Em meio à resistência da pequena, o retorno da mãe. E o escândalo. A mulher surrou a filha, acusando-a de ter seduzido o pai, xingando-a dos nomes mais bárbaros, indiferente à dor e aos anos de sofrimento mudo de Salomé.
E foi assim que decidiram (mãe e pai) colocar a menina para fora de casa. Logo na manhã seguinte, ordenaram que um empregado a levasse para a cidade vizinha, a um lugar chamado Moulin Rouge. Nem de longe era a Moulin Rouge de Montmartre, era apenas um puteiro luxuoso no interior da Bahia, onde velhos coronéis divertiam-se e bebiam todas as noites.
Salomé chorou a viagem inteira: chorou por não ter encontrado abrigo nos braços da mãe, chorou pela mentira que o pai sustentou, chorou pela culpa que não tinha.
Chegando à cidade vizinha, a pequena foi largada à porta do Moulin Rouge, com um bilhete que deveria ser entregue à dona do estabelecimento. O empregado deu as costas e tomou o caminho de volta.
Uma simpática senhora surgiu em um robe vermelho de seda e, admirada com a beleza da menina, ofereceu-lhe abrigo sem pestanejar.
Apesar da vida confortável e da boa educação que tivera, Salomé jamais havia estado em ambiente tão refinado. Olhava ao redor, assustada, com o rosto inchado de quem chorava há 4 anos.

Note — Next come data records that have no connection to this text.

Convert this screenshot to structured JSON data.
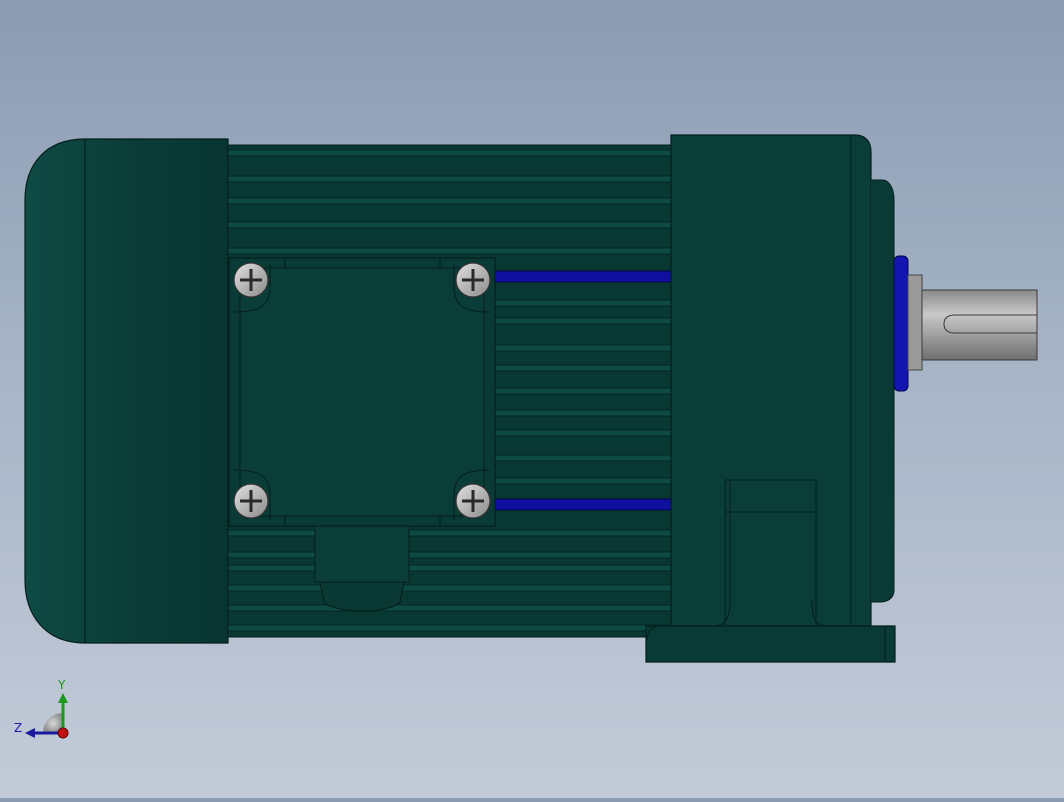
{
  "viewport": {
    "background_top": "#8b9cb2",
    "background_bottom": "#c3cbd8"
  },
  "model": {
    "body_color": "#0b3d38",
    "body_dark": "#062b27",
    "fin_color": "#0d4540",
    "accent_blue": "#1010a0",
    "shaft_color": "#a0a0a0",
    "screw_color": "#b8b8b8"
  },
  "triad": {
    "y_label": "Y",
    "z_label": "Z",
    "y_color": "#1a9a1a",
    "z_color": "#1a1aa0",
    "x_color": "#c01010"
  }
}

No primeiro ano de sua estada, Salomé apenas observou o movimento noturno do lugar, podendo transitar livremente entre as putas e os coronéis, sem que tomasse parte de nada. Os velhos, enlouquecidos com a jovem e fresca Salomé, faziam ofertas ricas à dona do bordel. Alguns queriam apenas tirar-lhe a virgindade, outros queriam comprar o direito de poder tê-la, exclusivamente, todas as noites. Mas a velha senhora recusou todas as propostas.
Prestes a completar 18 anos, Salomé decidiu fazer parte daquilo tudo. Ofereceu o corpo e os serviços à sua protetora, como forma de agradecimento pela acolhida. No fundo, o que Salomé desejava era vingar-se da figura do pai, entregando-se aos velhos, deixando que eles tivessem o que ele nunca pôde tomar, fazendo com que todos estivessem a seus pés e a adorassem como a uma divindade.
E houve a primeira noite. A inocência encardida de Salomé foi tomada pelo maior lance em moedas.
Os anos correram rápidos e rasteiros e Salomé tornou-se a puta mais cara do Moulin Rouge. Era celebridade. Era a mais bela de todas. Tornou-se a mais habilidosa, a mais especial. Enriquecera a velha dona do bordel - que agora chamava de mãe - e vestia-se das sedas mais finas, perfumava-se com as lavandas mais caras. Seu quarto era só seu, já não dividia mais com as outras moças.
Aos 30 anos, por ocasião da morte da cafetina, Salomé tornou-se dona do Moulin Rouge. Continuava sendo a mais cara, a mais procurada, aquela que punha de joelhos os decrépitos e ricos coronéis. Mas até então, não sabia o que era amar um homem.
Mais uma noite caiu e Salomé desfilava em meio aos clientes forçando sorrisos que não sentia. Estava cansada. Viu aproximar-se o seu primeiro cliente, aquele que havia comprado sua virgindade. A seu lado um jovem rapaz que deveria estar em torno de seus 20 anos, encantador, com os olhos verdes mais belos que já havia visto. O velho senhor o apresentou a Salomé como seu filho. Os olhos encontraram-se e, pela primeira vez, Salomé sentiu o peito aquecer e o pulso acelerar. Sem ouvir o que o velho dizia, Salomé estendeu a mão ao jovem rapaz e o conduziu aos aposentos que ficavam no andar superior.
Sozinhos, perderam-se entre os lençóis. Salomé dançava na cama, matando a fome do jovem, ensinando o que havia aprendido no decorrer dos anos. Ao mesmo tempo, o rapaz a ensinava lições que nunca havia tomado antes. Estava ensinando Salomé a amar.
Salomé estava feliz. Aquele seria seu último cliente.